The U.S. Senate rejected legislation last week that could have provided small businesses with up to $48 billion of additional aid to help them recover from the pandemic. So is this the end? With the expiration of both the Paycheck Protection Program and the Economic Injury Disaster Loans from the Small Business Administration, does this mean that all federal aid for small businesses has run out?
The answer is no. Soon there will be another source of federally backed funds. Small businesses in Pennsylvania, New Jersey and Delaware will shortly be able to access $584 million as part of a new round of the $10 billion State Small Business Credit Initiative program, otherwise known as SSBCI.
What is the SSBCI? It’s a program under which the U.S. Treasury Department distributes money to states, which then gives the money to lending and financing organizations — community development financial institutions (CDFIs), community banks, minority depository institutions, investors, and other nonprofits focused on economic development — to help local small businesses get access to capital that they otherwise would not have been able to tap.
Back in 2011, more than $1.5B in SSBCI aid was used to fund entrepreneurs across the country. The new program, which was signed into law on March 11, 2021, as part of the American Rescue Plan Act, reauthorized and funded the SSBCI to the tune of $10 billion.
The money has not been distributed yet: There remains some back-and-forth in Washington over timing and the final amounts. But representatives from the Treasury tell me that the funds should start rolling out this summer to the states and then from the states to participating community organizations.
“Capital remains a major barrier for many small businesses, and it’s all about networks,” said Bruce Katz, cofounder and director of the Nowak Metro Finance Lab at Drexel University, who specializes in public improvements and private innovations that advance the well-being of metropolitan areas and their countries. “The SSBCI program will provide funding for organizations which may have a tradition of community reinvestment and who better understand the business owners in their local areas.”
Katz believes that these intermediaries have “grown up over time” and are very mission-driven. “They’re trying to help entrepreneurs in metropolitan areas that have been bypassed by large equity investments,” he said. “Or they’re trying to help disadvantaged firms or individuals access capital for their business. The Delaware Valley is fortunate because it has a pretty rich network of these organizations.”

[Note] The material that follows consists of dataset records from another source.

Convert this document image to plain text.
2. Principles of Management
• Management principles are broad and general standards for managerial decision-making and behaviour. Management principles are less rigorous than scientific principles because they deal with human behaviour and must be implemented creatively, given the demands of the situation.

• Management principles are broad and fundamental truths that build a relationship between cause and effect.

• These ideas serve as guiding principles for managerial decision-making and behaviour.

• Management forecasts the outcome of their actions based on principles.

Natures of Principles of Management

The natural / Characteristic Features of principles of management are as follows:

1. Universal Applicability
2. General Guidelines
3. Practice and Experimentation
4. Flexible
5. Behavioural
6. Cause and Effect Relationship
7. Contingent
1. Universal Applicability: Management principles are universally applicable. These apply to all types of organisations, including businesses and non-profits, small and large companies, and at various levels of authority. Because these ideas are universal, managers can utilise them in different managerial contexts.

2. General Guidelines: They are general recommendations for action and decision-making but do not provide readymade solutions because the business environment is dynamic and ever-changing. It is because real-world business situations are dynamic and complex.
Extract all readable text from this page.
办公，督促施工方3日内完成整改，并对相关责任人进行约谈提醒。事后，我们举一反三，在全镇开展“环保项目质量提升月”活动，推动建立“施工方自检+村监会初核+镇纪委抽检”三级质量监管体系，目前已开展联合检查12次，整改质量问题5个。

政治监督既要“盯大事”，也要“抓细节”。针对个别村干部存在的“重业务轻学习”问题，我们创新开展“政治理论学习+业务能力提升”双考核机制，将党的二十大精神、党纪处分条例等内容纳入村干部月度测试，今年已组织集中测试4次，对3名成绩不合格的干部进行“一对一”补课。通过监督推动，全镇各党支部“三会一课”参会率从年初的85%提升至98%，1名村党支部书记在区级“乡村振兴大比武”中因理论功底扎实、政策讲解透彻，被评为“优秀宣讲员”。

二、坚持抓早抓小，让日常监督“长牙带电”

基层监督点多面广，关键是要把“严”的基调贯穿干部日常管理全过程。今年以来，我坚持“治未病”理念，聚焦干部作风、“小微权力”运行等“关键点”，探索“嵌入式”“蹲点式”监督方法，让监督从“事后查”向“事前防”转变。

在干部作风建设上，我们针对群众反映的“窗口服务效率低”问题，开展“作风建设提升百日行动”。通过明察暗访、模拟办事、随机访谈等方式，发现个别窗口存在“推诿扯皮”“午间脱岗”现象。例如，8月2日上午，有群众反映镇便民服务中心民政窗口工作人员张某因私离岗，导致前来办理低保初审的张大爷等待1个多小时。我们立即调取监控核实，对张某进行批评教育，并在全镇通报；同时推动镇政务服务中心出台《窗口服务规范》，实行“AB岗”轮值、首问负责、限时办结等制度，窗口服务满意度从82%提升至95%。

So do you want a piece of this funding? You should start reaching out for information. A great place to find organizations in the region that are offering financing through the SSBCI program is on the Council of Development Finance Agencies’ State Resources Map.
Know that these are not just traditional loans. SSBCI money will be used for:
Venture capital programs, which make investments in qualified start-ups and other early-stage companies.
Loan participation programs, in which an approved organization buys an interest in the loans made by lenders or lends directly alongside private lenders.
Loan guarantee programs, which use funds to provide an assurance to lenders that they will be partially repaid in the event of default.
Collateral support programs, which set aside funds as collateral for new loans, enabling start-ups to borrow funds).
Capital access programs, which provide portfolio insurance in the form of a loan loss reserve fund in case a loan can’t be repaid.
Ben Franklin Technology Partners, a nonprofit in Philadelphia that helps both early-stage, technology-based firms and established manufacturers with funding, business and technical expertise, is an example of a local financing firm participating in this program.
“SSBCI will enable us to invest in more companies,” said Scott Nissenbaum, the group’s president and chief executive officer. “The impact of the program for us and the impact on the region is pretty dramatic because it’s that extra dollar that really allows us to be more flexible in where we invest.”
Because the SSBCI money is intended to fund businesses that otherwise couldn’t get traditional funding (and, of course, help those businesses to create jobs), the financing requirements are less stringent than the requirements of a traditional bank loan.
Interest rates, depending on the deal, may be lower than market rates. The money can be used for just about anything from working capital to inventory and equipment purchases. Minority business owners and establishments in lower-income economic areas will be given priority in some cases.
The key is starting the process now, because, as Nissenbaum warned, “demand will definitely outstrip supply.”
His advice (and mine) is to target a number of the participating organizations immediately. Call them, visit them, get to know them — and, just as important, help them get to know you and your business.
Start building relationships ahead of when the money becomes available. Their job is to get the financing out to businesses that need it, and you want to be at the top of their list.
But this doesn’t happen overnight. The application process is complex, so ask about the different funding options and provide whatever documentation they need in advance — tax returns, historical financial statements, contracts and other paperwork — to start the application process.
“Right now is a good time to talk to an accountant or a business adviser and start reaching out to the entities that are going to be distributing these funds,” Nissenbaum said. “You want to be high on their minds.”
Gene Marks is a certified public accountant and the owner of the Marks Group, a technology and financial management consulting firm in Bala Cynwyd.